J’ai vu hier « Memento », un des tout premier films de Christopher Nolan, à qui l’on doit par la suite l’excellent « The Prestige » et surtout « Batman Begins » puis « The Dark Night » qui ont relancé avec éclat une franchise déclinante, voire décadente. « Memento » raconte l’histoire étonnante d’un homme qui à la suite d’un choc ne peut plus utiliser sa mémoire court terme. Au bout de quelques instants, toute nouvelle information s’efface de sa mémoire et il se voit donc obligé de noter, photographier, tatouer toute information dont il désire se souvenir. Cet homme a perdu sa femme lors d’une agression sauvage et n’a de cesse que de tenter de retrouver son meurtrier, en tentant de compenser autant qu’il le peut son handicap mémoriel.
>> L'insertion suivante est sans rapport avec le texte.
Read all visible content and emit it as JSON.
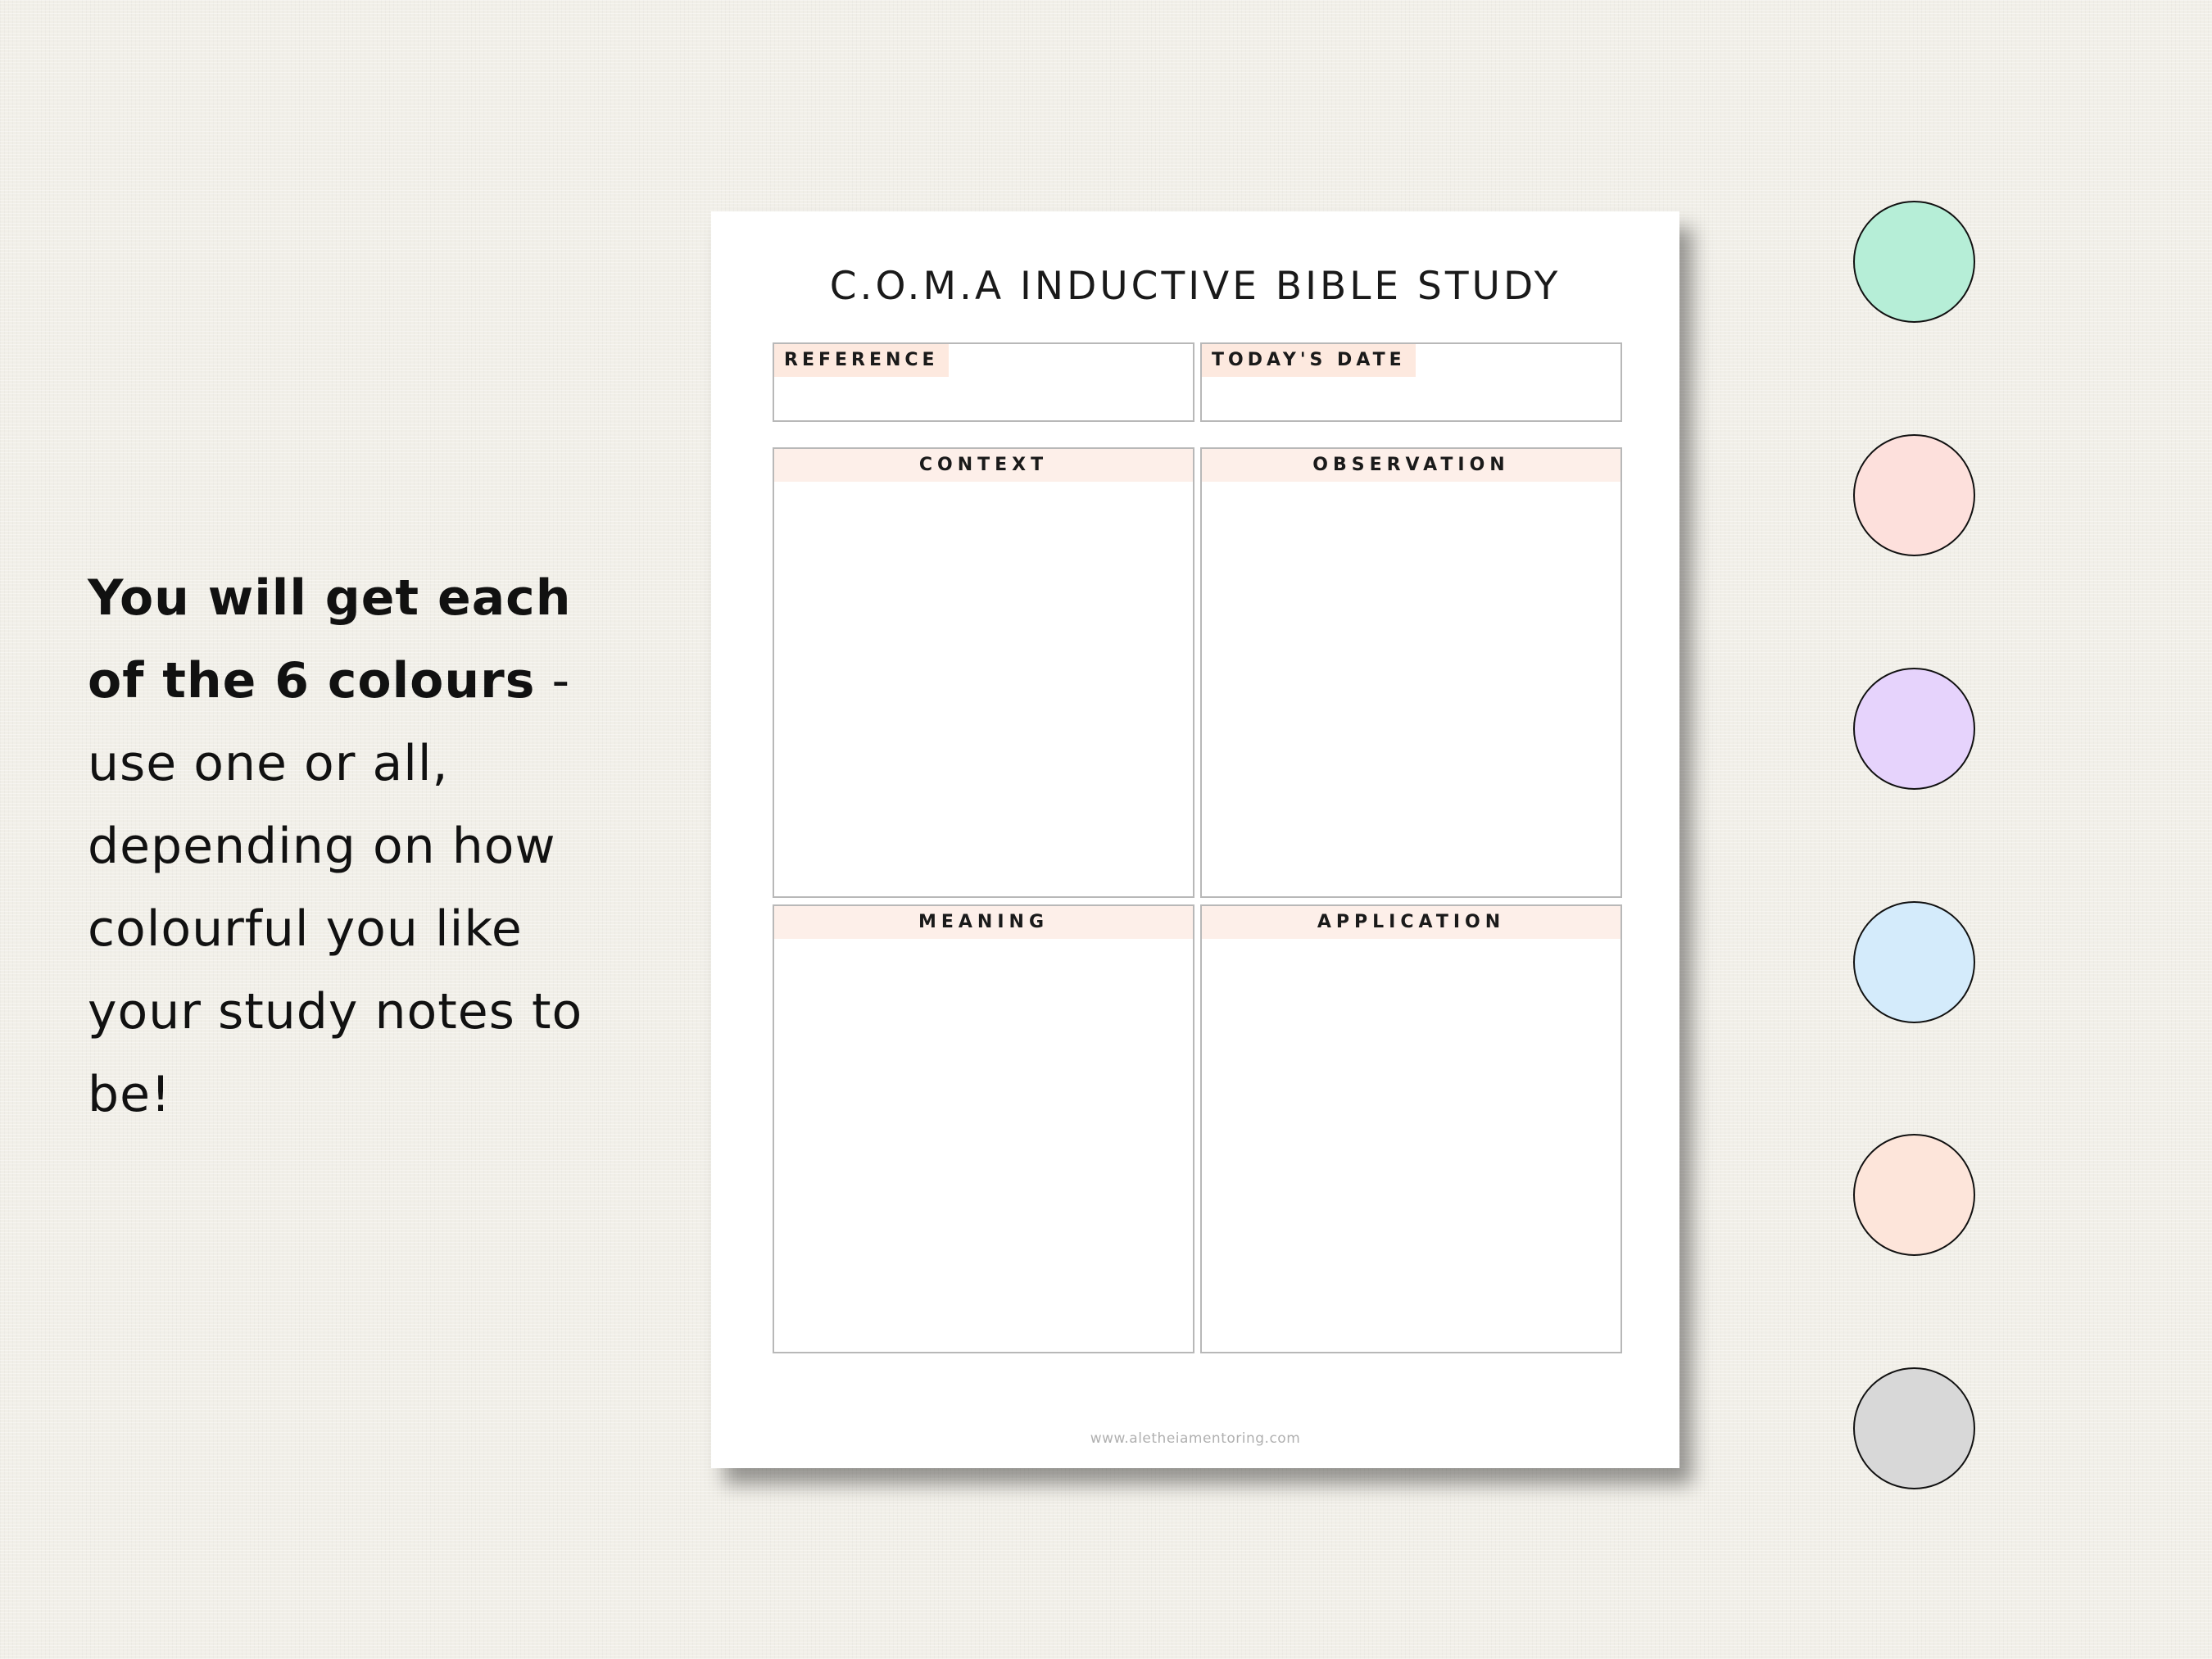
{
  "promo": {
    "bold_text": "You will get each of the 6 colours",
    "rest_text": " - use one or all, depending on how colourful you like your study notes to be!"
  },
  "sheet": {
    "title": "C.O.M.A INDUCTIVE BIBLE STUDY",
    "reference_label": "REFERENCE",
    "date_label": "TODAY'S DATE",
    "sections": {
      "context": "CONTEXT",
      "observation": "OBSERVATION",
      "meaning": "MEANING",
      "application": "APPLICATION"
    },
    "footer": "www.aletheiamentoring.com",
    "accent_color": "#fde9df"
  },
  "swatches": [
    {
      "name": "mint",
      "color": "#b6eed7"
    },
    {
      "name": "pink",
      "color": "#fde0dc"
    },
    {
      "name": "lavender",
      "color": "#e6d3fc"
    },
    {
      "name": "sky",
      "color": "#d4ebfb"
    },
    {
      "name": "peach",
      "color": "#fde5da"
    },
    {
      "name": "grey",
      "color": "#d8d8d8"
    }
  ]
}
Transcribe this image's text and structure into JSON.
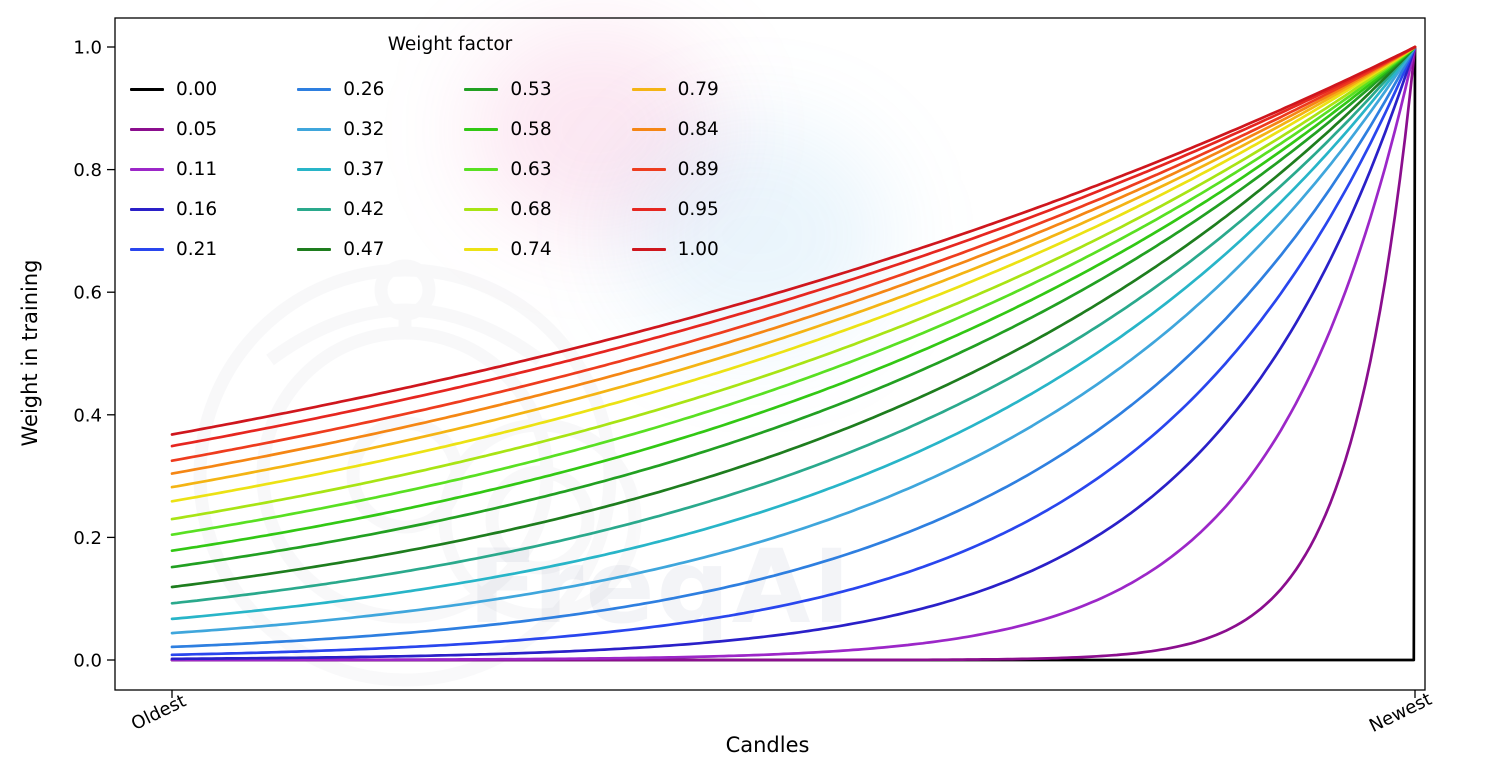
{
  "watermark": {
    "text": "FreqAI"
  },
  "chart_data": {
    "type": "line",
    "title": "",
    "xlabel": "Candles",
    "ylabel": "Weight in training",
    "x_tick_labels": [
      "Oldest",
      "Newest"
    ],
    "ylim": [
      -0.05,
      1.05
    ],
    "y_ticks": [
      0.0,
      0.2,
      0.4,
      0.6,
      0.8,
      1.0
    ],
    "grid": false,
    "legend_title": "Weight factor",
    "legend_position": "upper left",
    "legend_columns": 4,
    "curve": "weight(x) = exp(-(1 - x) / weight_factor), x from 0 (Oldest) to 1 (Newest); every curve reaches 1.0 at Newest; factor 0.00 is flat at 0",
    "series": [
      {
        "name": "0.00",
        "weight_factor": 0.0,
        "color": "#000000",
        "y_oldest": 0.0,
        "y_newest": 1.0
      },
      {
        "name": "0.05",
        "weight_factor": 0.05,
        "color": "#8b0e8e",
        "y_oldest": 0.0,
        "y_newest": 1.0
      },
      {
        "name": "0.11",
        "weight_factor": 0.11,
        "color": "#9c27c8",
        "y_oldest": 0.0001,
        "y_newest": 1.0
      },
      {
        "name": "0.16",
        "weight_factor": 0.16,
        "color": "#2a20c8",
        "y_oldest": 0.0019,
        "y_newest": 1.0
      },
      {
        "name": "0.21",
        "weight_factor": 0.21,
        "color": "#2946ee",
        "y_oldest": 0.0086,
        "y_newest": 1.0
      },
      {
        "name": "0.26",
        "weight_factor": 0.26,
        "color": "#2e7fe0",
        "y_oldest": 0.0214,
        "y_newest": 1.0
      },
      {
        "name": "0.32",
        "weight_factor": 0.32,
        "color": "#3fa6dc",
        "y_oldest": 0.0439,
        "y_newest": 1.0
      },
      {
        "name": "0.37",
        "weight_factor": 0.37,
        "color": "#28b5c8",
        "y_oldest": 0.067,
        "y_newest": 1.0
      },
      {
        "name": "0.42",
        "weight_factor": 0.42,
        "color": "#2aa98c",
        "y_oldest": 0.0924,
        "y_newest": 1.0
      },
      {
        "name": "0.47",
        "weight_factor": 0.47,
        "color": "#1e7d1e",
        "y_oldest": 0.1191,
        "y_newest": 1.0
      },
      {
        "name": "0.53",
        "weight_factor": 0.53,
        "color": "#22a022",
        "y_oldest": 0.1516,
        "y_newest": 1.0
      },
      {
        "name": "0.58",
        "weight_factor": 0.58,
        "color": "#32c814",
        "y_oldest": 0.1784,
        "y_newest": 1.0
      },
      {
        "name": "0.63",
        "weight_factor": 0.63,
        "color": "#59e022",
        "y_oldest": 0.2045,
        "y_newest": 1.0
      },
      {
        "name": "0.68",
        "weight_factor": 0.68,
        "color": "#a8e414",
        "y_oldest": 0.2298,
        "y_newest": 1.0
      },
      {
        "name": "0.74",
        "weight_factor": 0.74,
        "color": "#ece214",
        "y_oldest": 0.2589,
        "y_newest": 1.0
      },
      {
        "name": "0.79",
        "weight_factor": 0.79,
        "color": "#f4b414",
        "y_oldest": 0.282,
        "y_newest": 1.0
      },
      {
        "name": "0.84",
        "weight_factor": 0.84,
        "color": "#f58614",
        "y_oldest": 0.3041,
        "y_newest": 1.0
      },
      {
        "name": "0.89",
        "weight_factor": 0.89,
        "color": "#ee3c1e",
        "y_oldest": 0.3251,
        "y_newest": 1.0
      },
      {
        "name": "0.95",
        "weight_factor": 0.95,
        "color": "#e62620",
        "y_oldest": 0.3489,
        "y_newest": 1.0
      },
      {
        "name": "1.00",
        "weight_factor": 1.0,
        "color": "#cf161d",
        "y_oldest": 0.3679,
        "y_newest": 1.0
      }
    ]
  }
}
Au delà du pitch initial, ce qui fait la particularité de ce film c’est sa réalisation. En effet, le film comporte deux dimensions : chronologique et antichronologique. Je m’explique : le film commence par la fin, puis remonte de scène en scène (en couleur) vers une scène clé qui permet de comprendre toute ce qui vient de précéder (ou suivre…). La durée de chaque scène correspond à la durée maximale de mémorisation du personnage, ce qui fait que lorsqu’une nouvelle scène commence il ne se souvient absolument pas de ce qui vient de se produire. Pour corser le tout, en parallèle, d’autres scènes (en noir et blanc) avancent dans un ordre chronologique cette fois vers cette scène clé qui explique donc ce qui suivra. Compris ?
J’ai trouvé ce film brillamment réalisé et les réflexions soulevées sur la mémoire passionnantes. Jusqu’où peut-on se fier à notre mémoire ? Quel est son degré de subjectivité ? Et si d’autres la manipulaient ? La mémoire est effectivement une composante fondamentale de notre rapport au monde. Elle flanche, et c’est toute notre manière de vivre et appréhender le monde et les autres qui bascule.
Cependant, il faut bien s’accrocher pour tout comprendre et je pense qu’un second visionnage est nécessaire car l’auteur a laissé ouvert au cours de cette scène clé du milieu de nombreuses possibilité.
Un film a voir en bonne forme intellectuelle !
Sur ce thème, je vous recommande aussi « Total Recall » et « Paycheck », tirés tous deux de nouvelles de Philip K.Dick.